When I started growing vegetables I wanted things I couldn’t get easily at the store. I wanted weird stuff that no one had ever seen and to make dishes nobody else had ever tasted. I’ll admit it, I’m a food adventurer, a trait encouraged and nurtured while only a 10 year old child on sabbatical with my family as we traversed around the world. We lived in Japan and Sweden during that journey for six months each and it was immersion into these cultures, and others along the way that opened my eyes to so many wonderful choices in food.
Heirloom fruits and vegetables are therefore an obvious component in my garden. So too, are heritage farm animals, which brings us to the elusive and extraordinary Red Wattle Hog or Pig, depending. And really, just what is the difference between a hog and a pig? Just like heirloom plants, heritage animals must be consumed in order to continue on.
If there is no added benefit in the form of taste, better flavor, hardiness, regional adaptability, or an incredibly unique finished product, they will not survive our industrialized world. And if you have read this far, please check out this post a story regarding Adam and Eve, two 8 week old Red Wattles that traveled from Kansas to live in the Napa Valley. Especially thought provoking, are the comments in this link, there are excellent rhetorical questions posed and insights revealed.
Luckily, the Red Wattle population is increasing and most Red Wattle farmers are passionate about their cause. Although touted as a trendy foodie item for several years (yet again, another Adam and Eve reference), I hope that more people have the opportunity to taste heritage meat and learn about these animals with an eye towards preservation, animal welfare and excellent flavor. To know that meat raised the way it is supposed to be raised has better flavor and that more small farmers are supported in doing so, is a win, win situation for all local communities.
Raising Red Wattle Hogs is an honor. We have Yorkshire/Landrace/Hampshire cross gilts alongside the Red Wattles and the Red Wattles appear to be more primitive and old-fashioned. They are larger, grow faster, forage better, hold up to the weather and thrive in the woodlot and pasture. The Red Wattles have been referred to as dinosaurs and, I’ll admit, they do have a primordial look to them. When surprised or scared, they bark like a dog and hop around in circles, it’s a sound from the past, eerily prehistoric and oddly appropriate for their looks.
Where did they come from? I wonder if they are a genetic remnant from our ancient past, a treasure that has been rediscovered and/or a delicious unsolvable mystery.
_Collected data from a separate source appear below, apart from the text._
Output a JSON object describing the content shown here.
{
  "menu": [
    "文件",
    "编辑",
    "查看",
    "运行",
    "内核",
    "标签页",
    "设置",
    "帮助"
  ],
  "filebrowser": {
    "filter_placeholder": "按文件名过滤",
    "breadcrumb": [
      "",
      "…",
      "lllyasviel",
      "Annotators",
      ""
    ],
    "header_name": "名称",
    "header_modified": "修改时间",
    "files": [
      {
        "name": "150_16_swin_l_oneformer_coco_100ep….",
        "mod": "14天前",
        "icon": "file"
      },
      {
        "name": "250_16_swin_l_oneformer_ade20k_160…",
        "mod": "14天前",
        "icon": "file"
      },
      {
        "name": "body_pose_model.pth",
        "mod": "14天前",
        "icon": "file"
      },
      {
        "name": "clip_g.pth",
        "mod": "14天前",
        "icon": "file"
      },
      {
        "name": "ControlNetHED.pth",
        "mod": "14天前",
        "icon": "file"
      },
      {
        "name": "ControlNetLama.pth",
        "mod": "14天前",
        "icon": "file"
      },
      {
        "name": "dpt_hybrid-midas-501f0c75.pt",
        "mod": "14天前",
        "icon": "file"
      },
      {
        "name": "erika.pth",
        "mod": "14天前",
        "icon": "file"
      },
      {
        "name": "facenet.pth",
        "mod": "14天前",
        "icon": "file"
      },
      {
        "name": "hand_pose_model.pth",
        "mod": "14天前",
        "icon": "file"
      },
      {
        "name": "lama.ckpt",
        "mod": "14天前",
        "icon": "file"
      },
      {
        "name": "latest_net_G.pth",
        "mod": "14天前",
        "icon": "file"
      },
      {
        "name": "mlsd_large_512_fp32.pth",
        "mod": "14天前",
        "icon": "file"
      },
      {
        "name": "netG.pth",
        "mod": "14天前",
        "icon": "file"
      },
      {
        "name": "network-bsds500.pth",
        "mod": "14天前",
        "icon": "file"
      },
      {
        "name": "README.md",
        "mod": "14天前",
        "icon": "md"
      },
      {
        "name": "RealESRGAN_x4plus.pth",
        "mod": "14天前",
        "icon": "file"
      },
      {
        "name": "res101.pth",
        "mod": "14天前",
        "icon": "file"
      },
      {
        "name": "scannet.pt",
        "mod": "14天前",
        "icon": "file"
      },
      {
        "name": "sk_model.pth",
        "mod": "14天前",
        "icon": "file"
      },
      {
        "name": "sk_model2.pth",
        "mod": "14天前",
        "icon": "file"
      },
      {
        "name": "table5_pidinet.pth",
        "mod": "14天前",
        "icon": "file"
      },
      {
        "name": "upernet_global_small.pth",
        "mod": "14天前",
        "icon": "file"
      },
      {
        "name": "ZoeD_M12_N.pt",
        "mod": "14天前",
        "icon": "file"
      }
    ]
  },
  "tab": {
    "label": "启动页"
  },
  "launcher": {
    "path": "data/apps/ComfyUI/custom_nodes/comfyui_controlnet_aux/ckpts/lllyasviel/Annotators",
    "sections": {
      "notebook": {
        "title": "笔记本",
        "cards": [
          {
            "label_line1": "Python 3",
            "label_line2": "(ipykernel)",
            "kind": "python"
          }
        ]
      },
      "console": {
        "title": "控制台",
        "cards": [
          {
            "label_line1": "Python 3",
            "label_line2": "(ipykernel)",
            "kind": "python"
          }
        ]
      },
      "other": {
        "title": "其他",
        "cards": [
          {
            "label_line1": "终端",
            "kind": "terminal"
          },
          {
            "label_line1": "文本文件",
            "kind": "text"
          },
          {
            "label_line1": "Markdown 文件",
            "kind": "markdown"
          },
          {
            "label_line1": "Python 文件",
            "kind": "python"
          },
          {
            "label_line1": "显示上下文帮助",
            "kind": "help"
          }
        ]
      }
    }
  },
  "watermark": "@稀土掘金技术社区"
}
Regardless, we are lucky to have them.
And by the way, what ever happened to the cute little piglets named Adam and Eve that got to go live in the Napa Valley?
So, with fingers crossed while knocking on wood (ow!), If all goes well, we should have our own farm raised Red Wattle piglets in about 4 months! If you are interested in a piglet of your own to raise, or a whole or half, please contact us at pjmatthews7750@gmail.com
Hey Pinkguitarfarm. Good luck with those pigs. I admire how you have mastered the eat what you have raised quandry. I struggle with it daily when I collect eggs and you have moved onto Pigs! Happy New Year and Cheers my friend~
It sure is a quandary. We struggle with it daily too. Happy New Year to you and your wonderful family, and hey, come visit us in 2011? We would love to have y’all. We miss you!
Chickens are the most direct link to dinosaurs! see this from Wikipedia:
Feathers and the origin of birds
Main article: Origin of birds
The possibility that dinosaurs were the ancestors of birds was first suggested in 1868 by Thomas Henry Huxley.[98] After the work of Gerhard Heilmann in the early 20th century, the theory of birds as dinosaur descendants was abandoned in favor of the idea of their being descendants of generalized thecodonts, with the key piece of evidence being the supposed lack of clavicles in dinosaurs.[99] However, as later discoveries showed, clavicles (or a single fused wishbone, which derived from separate clavicles) were not actually absent;[14] they had been found as early as 1924 in Oviraptor, but misidentified as an interclavicle.[100] In the 1970s, John Ostrom revived the dinosaur–bird theory,[101] which gained momentum in the coming decades with the advent of cladistic analysis,[102] and a great increase in the discovery of small theropods and early birds.[21] Of particular note have been the fossils of the Yixian Formation, where a variety of theropods and early birds have been found, often with feathers of some type.[14] Birds share over a hundred distinct anatomical features with theropod dinosaurs, which are now generally accepted to have been their closest ancient relatives.[103] They are most closely allied with maniraptoran coelurosaurs.[14] A minority of scientists, most notably Alan Feduccia and Larry Martin, have proposed other evolutionary paths, including revised versions of Heilmann’s basal archosaur proposal,[104] or that maniraptoran theropods are the ancestors of birds but themselves are not dinosaurs, only convergent with dinosaurs.[105]
Hey Kathy! Maniraptoran theropods, oh, yeah – I can see it!